The galaxy setting also lets them turn up the platforming mechanics to insane heights. They felt absolutely unconstrained by logic when designing the planetoids; in particular, if they wanted to have, say, a huge mesa rising out of nowhere that you’d run around the outside of, platforming your way up, they would freely do so, giving a very good approximation of a traditional 2D platforming mechanic in a 3D world. But they also used gravity to great effect, having levels where different regions have gravity tugging you in different directions (up, down, left, right), or having traditional “moving platform” segments where, in addition to jumping to avoid obstacles, you could walk around to the bottom of the platform to avoid them.

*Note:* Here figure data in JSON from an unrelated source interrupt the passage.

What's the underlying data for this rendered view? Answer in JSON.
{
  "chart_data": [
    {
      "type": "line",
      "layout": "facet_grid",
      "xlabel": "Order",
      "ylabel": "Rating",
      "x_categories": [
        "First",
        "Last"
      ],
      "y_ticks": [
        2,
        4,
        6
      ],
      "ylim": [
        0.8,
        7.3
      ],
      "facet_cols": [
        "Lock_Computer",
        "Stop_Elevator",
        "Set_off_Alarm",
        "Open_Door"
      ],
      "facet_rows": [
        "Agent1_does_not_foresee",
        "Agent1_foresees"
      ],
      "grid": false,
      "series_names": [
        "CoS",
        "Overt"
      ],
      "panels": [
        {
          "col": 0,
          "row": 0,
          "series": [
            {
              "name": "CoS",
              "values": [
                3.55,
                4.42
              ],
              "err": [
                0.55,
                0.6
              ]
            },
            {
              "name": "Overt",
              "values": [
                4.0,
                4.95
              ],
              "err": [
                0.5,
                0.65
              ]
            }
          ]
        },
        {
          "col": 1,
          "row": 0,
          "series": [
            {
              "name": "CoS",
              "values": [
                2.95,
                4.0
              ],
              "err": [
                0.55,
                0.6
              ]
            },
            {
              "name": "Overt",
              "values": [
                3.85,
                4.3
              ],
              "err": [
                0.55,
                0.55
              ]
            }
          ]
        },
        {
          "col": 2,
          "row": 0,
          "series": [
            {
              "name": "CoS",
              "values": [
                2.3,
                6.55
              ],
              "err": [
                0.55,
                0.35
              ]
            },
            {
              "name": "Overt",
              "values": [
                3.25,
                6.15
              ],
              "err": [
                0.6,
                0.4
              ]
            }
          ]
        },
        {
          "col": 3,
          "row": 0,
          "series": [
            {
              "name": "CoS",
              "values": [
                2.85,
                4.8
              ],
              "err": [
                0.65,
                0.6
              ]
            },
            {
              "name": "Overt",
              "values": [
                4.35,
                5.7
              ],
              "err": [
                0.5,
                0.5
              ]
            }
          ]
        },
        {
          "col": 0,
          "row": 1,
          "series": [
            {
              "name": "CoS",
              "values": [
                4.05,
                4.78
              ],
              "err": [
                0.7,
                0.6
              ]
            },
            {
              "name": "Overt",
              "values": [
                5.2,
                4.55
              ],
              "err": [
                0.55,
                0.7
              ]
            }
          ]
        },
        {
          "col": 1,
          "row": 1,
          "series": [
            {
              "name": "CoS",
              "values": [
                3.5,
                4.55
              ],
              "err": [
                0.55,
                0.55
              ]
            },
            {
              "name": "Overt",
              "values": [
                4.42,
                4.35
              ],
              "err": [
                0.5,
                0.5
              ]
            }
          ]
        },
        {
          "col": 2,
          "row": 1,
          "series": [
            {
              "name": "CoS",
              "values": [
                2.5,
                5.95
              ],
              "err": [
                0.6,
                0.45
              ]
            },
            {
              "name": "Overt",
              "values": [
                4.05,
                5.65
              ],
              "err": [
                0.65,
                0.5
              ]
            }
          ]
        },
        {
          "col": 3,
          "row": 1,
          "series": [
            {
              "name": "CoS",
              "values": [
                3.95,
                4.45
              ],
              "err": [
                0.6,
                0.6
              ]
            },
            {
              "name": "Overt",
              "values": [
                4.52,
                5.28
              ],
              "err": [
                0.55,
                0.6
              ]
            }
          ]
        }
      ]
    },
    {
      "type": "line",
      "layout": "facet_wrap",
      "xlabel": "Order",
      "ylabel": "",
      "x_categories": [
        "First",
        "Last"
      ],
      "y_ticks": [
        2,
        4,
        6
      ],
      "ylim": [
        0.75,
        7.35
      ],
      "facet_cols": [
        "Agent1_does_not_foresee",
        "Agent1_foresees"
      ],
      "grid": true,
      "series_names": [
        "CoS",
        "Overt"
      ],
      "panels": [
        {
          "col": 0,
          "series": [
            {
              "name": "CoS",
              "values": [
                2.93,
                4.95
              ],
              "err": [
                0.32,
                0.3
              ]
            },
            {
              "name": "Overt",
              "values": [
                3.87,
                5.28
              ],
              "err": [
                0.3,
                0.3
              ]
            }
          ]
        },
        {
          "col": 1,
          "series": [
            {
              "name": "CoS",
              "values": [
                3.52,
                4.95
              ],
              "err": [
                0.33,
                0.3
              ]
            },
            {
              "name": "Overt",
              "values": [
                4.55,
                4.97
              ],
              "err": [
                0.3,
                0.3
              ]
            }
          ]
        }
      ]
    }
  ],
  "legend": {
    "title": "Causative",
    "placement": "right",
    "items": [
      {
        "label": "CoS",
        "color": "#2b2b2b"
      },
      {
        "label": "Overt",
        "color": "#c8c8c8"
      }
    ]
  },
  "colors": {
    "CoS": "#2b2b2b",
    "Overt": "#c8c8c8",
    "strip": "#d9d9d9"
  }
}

I could go on to describe the game in more detail; I think I’ll leave that to a separate blog post. Suffice it to say that Nintendo/Miyamoto have revisited the genre’s roots, rethought some very basic decisions that they made in the initial transition to 3D, and ended up with a very convincing alternate notion of the core concept of a 3D platformer. In fact, it’s rather more convincing a translation of the genre than Super Mario 64 was, and, partly because of that, I think it will ultimately be significantly less influential.

In retrospect, Super Mario 64 was an explanation of how to design a general 3D game, and happened to do that in a fashion that involved a lot of platforming. Whereas Super Mario Galaxy is a platformer through and through; I love that genre, a lot of other people love that genre, but I don’t expect to see a thousand flowers bloom from it.

But one beautiful flower has bloomed, which is ultimately all I want out of a game.